In fact, he said, the increased synchronicity in firing that results from PKR inhibition may lead to overall cognitive enhancement – that is, it may increase intelligence and cognitive performance.
Intelligence, of course, is a vague and contested concept even in humans, and to show experimentally that a mouse has become more "intelligent" is almost impossible. But there are a number of people who are considered highly intelligent that have also had seizures – including, among others, leaders from Julius Cesar to Harriet Tubman, as well as writers such as Charles Dickens and Fyodor Dostoyevsky.
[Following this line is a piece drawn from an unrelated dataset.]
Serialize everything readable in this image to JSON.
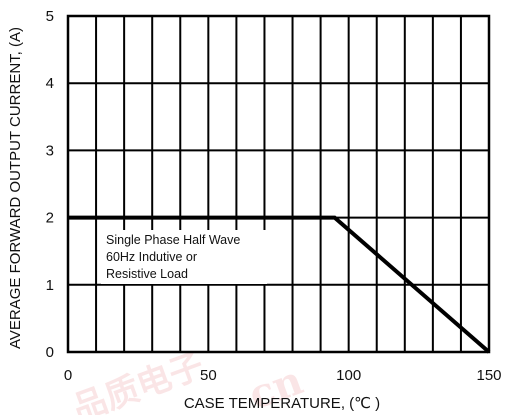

"Historically, this relationship between seizures and extraordinary mental abilities has fascinated many scholars," Costa-Mattioli noted. However, little to nothing is known about the possible genetic mutations associated with that unusual type of epilepsy. PKR could be the first concrete example of such a mutation.
And though strong epilepsy is clearly a health problem, technically speaking, "the definition of seizures is a bunch of neurons firing in a synchronized manner," Costa-Mattioli said. "There is no clinical manifestation" – that is, convulsions – "that we can see in these animals but their memory is enhanced; is that not cool?"
Still, he acknowledged, some people might get queasy at the notion of inducing neuronal excitability through PKR inhibition, whether or not it appears to be behaviorally benign. But he noted that his team saw electrographic seizures only in the knockouts, which had no PKR signaling at all; treatment with the inhibitor did not appear to lead to electrographic seizures but still promoted brain rhythms.
That said, in neural disorders, the risk should be very low, because "in all those disorders, PKR activity is reduced. . . . All we hope to do is bring its activity back to normal. Whether this manipulation can restore normal memory function in these cognitive disorders remains to be seen."